The eighth object in the series is a postcard featuring a street day on August 15, 1917 to raise funds for the Belgian, Serbian and French Red Cross. The streets were lined with stalls selling produce such as eggs, meat, bread and sweets.
They sold raffle ticket and treasure bags containing coupons for coal, cushions, cheese and toys, while a line of decorated vehicles paraded through the town. This day was one of many held to raise funds for war relief in Whanganui.
After war was declared on August 4, 1914, the military and civic-minded citizens jumped into action. Men signed up for their duty at the Drill Hall in Maria Place, and civilians went into full fundraising mode, running galas and raffles and doing their bit for the boys at the front.
Individual and group efforts were all appreciated. Mr Rainey Jackson personally donated £1500 for the purchase of a fully kitted-out aeroplane for the war, and another carnival held in 1916, the year before this postcard, raised £65,899 for patriotic purposes (which equates to nearly $9 million today).
As patriotism grew, so did anti-German sentiment. The men's choir, which had been called the Liedertafel since 1898, thought the name sounded too German so changed it to the Wanganui Male Choir.
Pork butcher Conrad Heinold was the main target of a crowd that gathered in Victoria Ave on the evening of May 15. German-born Heinold had set up business in Whanganui in 1886, becoming a naturalised British subject in 1894, but was accused of anti-British sympathies and his shop windows were smashed soon after the sinking of the Lusitania.
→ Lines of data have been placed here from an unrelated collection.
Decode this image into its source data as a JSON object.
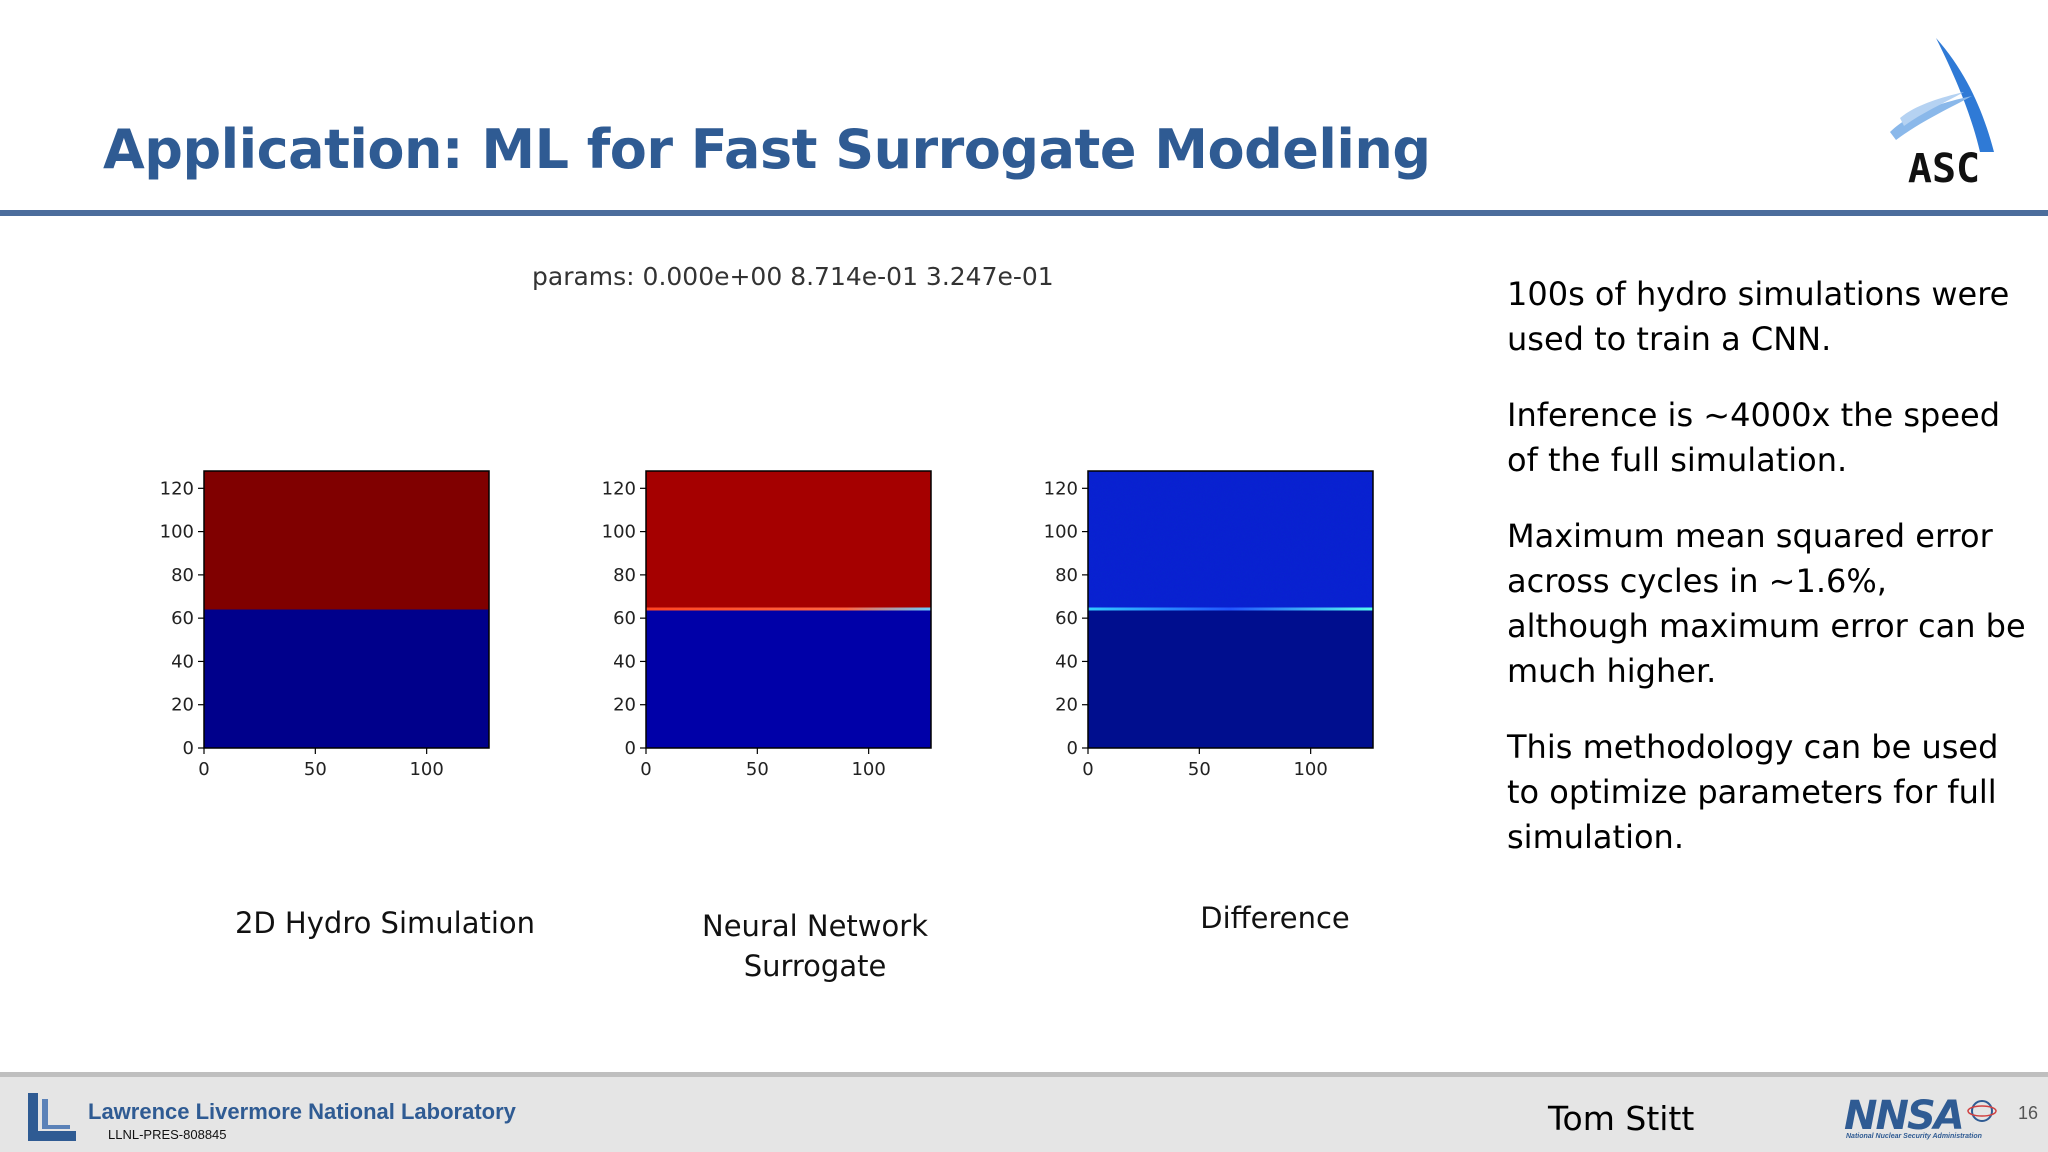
{
  "slide": {
    "title": "Application: ML for Fast Surrogate Modeling",
    "logo_text": "ASC"
  },
  "figure": {
    "params_label": "params: 0.000e+00 8.714e-01 3.247e-01",
    "captions": [
      "2D Hydro Simulation",
      "Neural Network",
      "Surrogate",
      "Difference"
    ]
  },
  "chart_data": [
    {
      "type": "heatmap",
      "x_ticks": [
        "0",
        "50",
        "100"
      ],
      "y_ticks": [
        "0",
        "20",
        "40",
        "60",
        "80",
        "100",
        "120"
      ],
      "xlim": [
        0,
        128
      ],
      "ylim": [
        0,
        128
      ],
      "interface_y": 64,
      "colors": {
        "upper": "#800000",
        "lower": "#00008b"
      }
    },
    {
      "type": "heatmap",
      "x_ticks": [
        "0",
        "50",
        "100"
      ],
      "y_ticks": [
        "0",
        "20",
        "40",
        "60",
        "80",
        "100",
        "120"
      ],
      "xlim": [
        0,
        128
      ],
      "ylim": [
        0,
        128
      ],
      "interface_y": 64,
      "colors": {
        "upper": "#a50000",
        "lower": "#0000a8"
      }
    },
    {
      "type": "heatmap",
      "x_ticks": [
        "0",
        "50",
        "100"
      ],
      "y_ticks": [
        "0",
        "20",
        "40",
        "60",
        "80",
        "100",
        "120"
      ],
      "xlim": [
        0,
        128
      ],
      "ylim": [
        0,
        128
      ],
      "interface_y": 64,
      "colors": {
        "upper": "#0a1ed4",
        "lower": "#000e8e"
      }
    }
  ],
  "bullets": [
    "100s of hydro simulations were used to train a CNN.",
    "Inference is ~4000x the speed of the full simulation.",
    "Maximum mean squared error across cycles in ~1.6%, although maximum error can be much higher.",
    "This methodology can be used to optimize parameters for full simulation."
  ],
  "footer": {
    "lab_name": "Lawrence Livermore National Laboratory",
    "doc_code": "LLNL-PRES-808845",
    "presenter": "Tom Stitt",
    "nnsa_subtitle": "National Nuclear Security Administration",
    "page_number": "16"
  },
  "colors": {
    "title": "#2f5b93",
    "rule": "#4c6d9c",
    "footer_bg": "#e5e5e5"
  }
}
By the time the war ended on November 11, 1918, Whanganui had lost 513 men. Wanting to commemorate their loss and the devastating effects of the war, talk immediately began on erecting a memorial to the soldiers.
An argument about building a cenotaph on Queens Park or a lookout tower on Durie Hill was not settled, so both were built, one by the Wanganui Borough Council, and the other by the Wanganui County Council.
The town also erected a memorial Moutoa Gardens, specifically to commemorate 17 Māori soldiers from the area who died.
Anzac Day has been celebrated locally and nationally since 1916, one year after the first ANZAC landings at Gallipoli on 25 April 1915. These early celebrations involved a parade up Victoria Ave and an open-air service at Cooks Gardens.
By 1920, the Government had agreed to designate April 25 as an official day to commemorate the war and, by 1922, it was a full public holiday with all businesses closing as a mark of respect.
Whanganui citizens, however, had picked up the Australian practice of holding a dawn service. The early morning start reflected the time of the Gallipoli landings and mimicked the routine dawn stand-to in the trenches, with the added symbolism of the cold and dark morning being broken by a hopeful sunrise.
Liking this idea, Whanganui held New Zealand's first ever Dawn Ceremony in 1936. The rest of the country had adopted it by 1939.
Whanganui showed a great civic spirit throughout the war and afterward, supporting the troops on service and making sure they were remembered appropriately afterward. The postcard above shows the beginnings of this work.
Sandi Black is the archivist at Whanganui Regional Museum.